Opinion by
Judge Rogers,Barbara Goetz, a past and present teacher in the *391Norristown Area School District, has appealed from an order of the Court of Common Pleas of Montgomery County dismissing her complaint iu mandamus by which she sought an order directing her employer to pay her the amount of money which she would have received during the interval between the time of her discharge from her position by the school board and her reinstatement on order of the State Secretary of Education.
The facts were established by written stipulation entered in the court below. The appellant was first suspended and later discharged because she refused to resign her position after five months of pregnancy as required by a school board regulation. She appealed her employer’s actions to the Secretary of Education who held that the regulation was invalid and ordered her reinstatement.1 The Secretary’s order was not appealed by the board. The appellant would have earned $8921.76 in the interval between her suspension and reinstatement.
Section 1130 of the Public School Code of 1949, Act of March 10, 1949, P. L. 30, as amended, 24 P.S. §11-1130 provides in part: “In all cases where the final decision [of a disciplinary action] is in favor of the professional employe, the charges made shall be physically expunged from the records of the board of school directors, but a complete official transcript of the records of the hearing shall be delivered to the one against whom the charges were made. In all such cases there shall he no abatement of salary or compensation.” (Emphasis supplied.) This provision of statute clearly establishes the appellant’s right to her salary during the *392period of her illegal discharge.
The dismissal of the complaint by the court below seems to have been based upon its conclusion that mandamus was an inappropriate form of action for the relief sought and because regulations of the Human Relations Commission suggest that the plaintiff would have been entitled to a maternity leave without pay. While assumpsit might have been a more appropriate form of action, the defendant not only stipulated the exact amount of salary to which the plaintiff would have been entitled if her discharge was improper and that the appellant had applied for and been denied a maternity leave, it filed a responsive answer to the complaint averring that it was raising no objection to the plaintiffs entitling the action as in mandamus. Furthermore, there was no stipulation as to the work-time the plaintiff would have necessarily lost by her confinement. This item would have been in mitigation of damages and the burden of proving it would have been on the defendant school district. It follows that it was the district’s burden, which it did not assume, to include this fact in the stipulation. See Spiese v. Mutual Trust Co., 258 Pa. 414, 102 A. 119 (1917). To delay the resolution of this controversy just to vindicate a feeling for the niceties of pleading would be poor judicial administration indeed.

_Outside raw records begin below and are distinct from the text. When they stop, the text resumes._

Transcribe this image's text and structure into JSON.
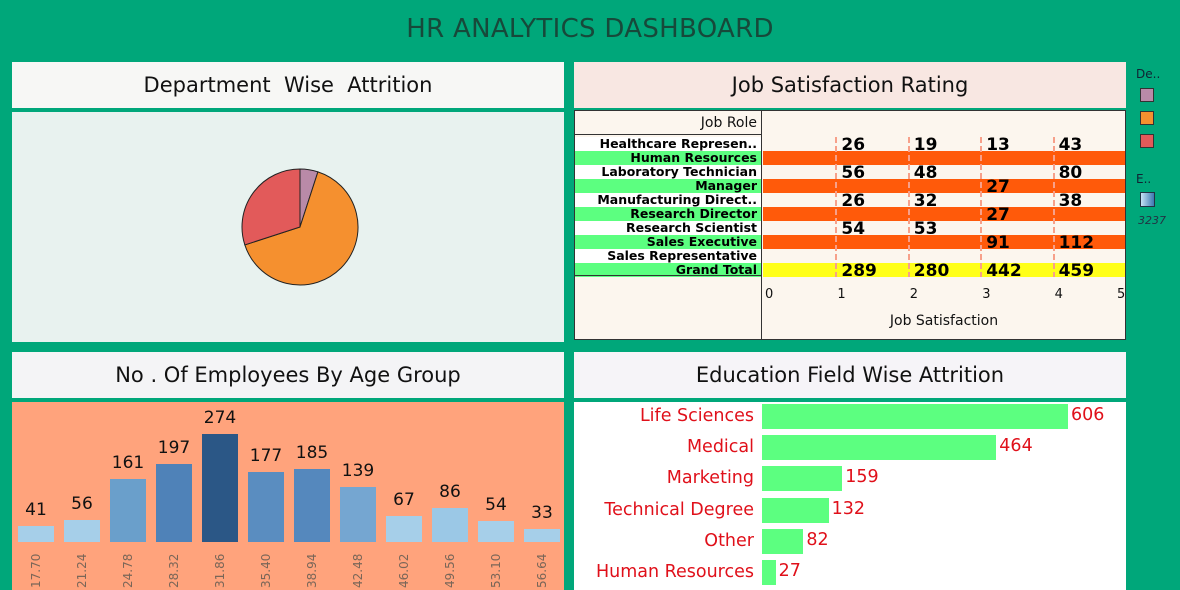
{
  "dashboard": {
    "title": "HR ANALYTICS DASHBOARD"
  },
  "panels": {
    "department": {
      "title": "Department  Wise  Attrition"
    },
    "job_satisfaction": {
      "title": "Job Satisfaction Rating",
      "row_header": "Job Role",
      "x_title": "Job Satisfaction",
      "x_ticks": [
        "0",
        "1",
        "2",
        "3",
        "4",
        "5"
      ]
    },
    "age": {
      "title": "No . Of Employees By Age Group"
    },
    "education": {
      "title": "Education Field Wise Attrition"
    }
  },
  "legend": {
    "dept_title": "De..",
    "dept_colors": [
      "#b98aa8",
      "#f5902f",
      "#e25a5a"
    ],
    "edu_title": "E..",
    "edu_value": "3237"
  },
  "chart_data": [
    {
      "type": "pie",
      "title": "Department  Wise  Attrition",
      "values": [
        5,
        65,
        30
      ],
      "colors": [
        "#b98aa8",
        "#f5902f",
        "#e25a5a"
      ]
    },
    {
      "type": "table",
      "title": "Job Satisfaction Rating",
      "row_header": "Job Role",
      "xlabel": "Job Satisfaction",
      "rows": [
        {
          "label": "Healthcare Represen..",
          "values": [
            null,
            26,
            19,
            13,
            43
          ],
          "bg": "white"
        },
        {
          "label": "Human Resources",
          "values": [
            null,
            null,
            null,
            null,
            null
          ],
          "bg": "green"
        },
        {
          "label": "Laboratory Technician",
          "values": [
            null,
            56,
            48,
            null,
            80
          ],
          "bg": "white"
        },
        {
          "label": "Manager",
          "values": [
            null,
            null,
            null,
            27,
            null
          ],
          "bg": "green"
        },
        {
          "label": "Manufacturing Direct..",
          "values": [
            null,
            26,
            32,
            null,
            38
          ],
          "bg": "white"
        },
        {
          "label": "Research Director",
          "values": [
            null,
            null,
            null,
            27,
            null
          ],
          "bg": "green"
        },
        {
          "label": "Research Scientist",
          "values": [
            null,
            54,
            53,
            null,
            null
          ],
          "bg": "white"
        },
        {
          "label": "Sales Executive",
          "values": [
            null,
            null,
            null,
            91,
            112
          ],
          "bg": "green"
        },
        {
          "label": "Sales Representative",
          "values": [
            null,
            null,
            null,
            null,
            null
          ],
          "bg": "white"
        },
        {
          "label": "Grand Total",
          "values": [
            null,
            289,
            280,
            442,
            459
          ],
          "bg": "green"
        }
      ]
    },
    {
      "type": "bar",
      "title": "No . Of Employees By Age Group",
      "categories": [
        "17.70",
        "21.24",
        "24.78",
        "28.32",
        "31.86",
        "35.40",
        "38.94",
        "42.48",
        "46.02",
        "49.56",
        "53.10",
        "56.64"
      ],
      "values": [
        41,
        56,
        161,
        197,
        274,
        177,
        185,
        139,
        67,
        86,
        54,
        33
      ],
      "colors": [
        "#a6cfe9",
        "#a6cfe9",
        "#6a9fcb",
        "#4f82b8",
        "#2b5786",
        "#5a8dc0",
        "#5588bd",
        "#75a6d1",
        "#a6cfe9",
        "#9bc8e6",
        "#a6cfe9",
        "#a6cfe9"
      ]
    },
    {
      "type": "bar",
      "title": "Education Field Wise Attrition",
      "categories": [
        "Life Sciences",
        "Medical",
        "Marketing",
        "Technical Degree",
        "Other",
        "Human Resources"
      ],
      "values": [
        606,
        464,
        159,
        132,
        82,
        27
      ]
    }
  ]
}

Order reversed; the complaint is reinstated and judgment entered directing the appellee, Norristown Area School District, to pay the appellant, Barbara Goetz, the total sum of $8921.76 together with interest at the rate of 6% per annum calculated from the due date of each unpaid installment of salary which would have accrued during the period from the date of appellant’s suspension, pending the board’s hearing, and the date of her reinstatement.
The Secretary's order presaged the holding of our Supreme Court in Cerra v. East Stroudsburg Area School District, 450 Pa. 207, 299 A. 2d 277 (1973) that a regulation of the kind which led to the appellant’s discharge is violative of Section 5(a) of the Pennsylvania Human Relations Act, Act of October 27, 1955, P. L. 744, as amended, 43 P.S. §955(a).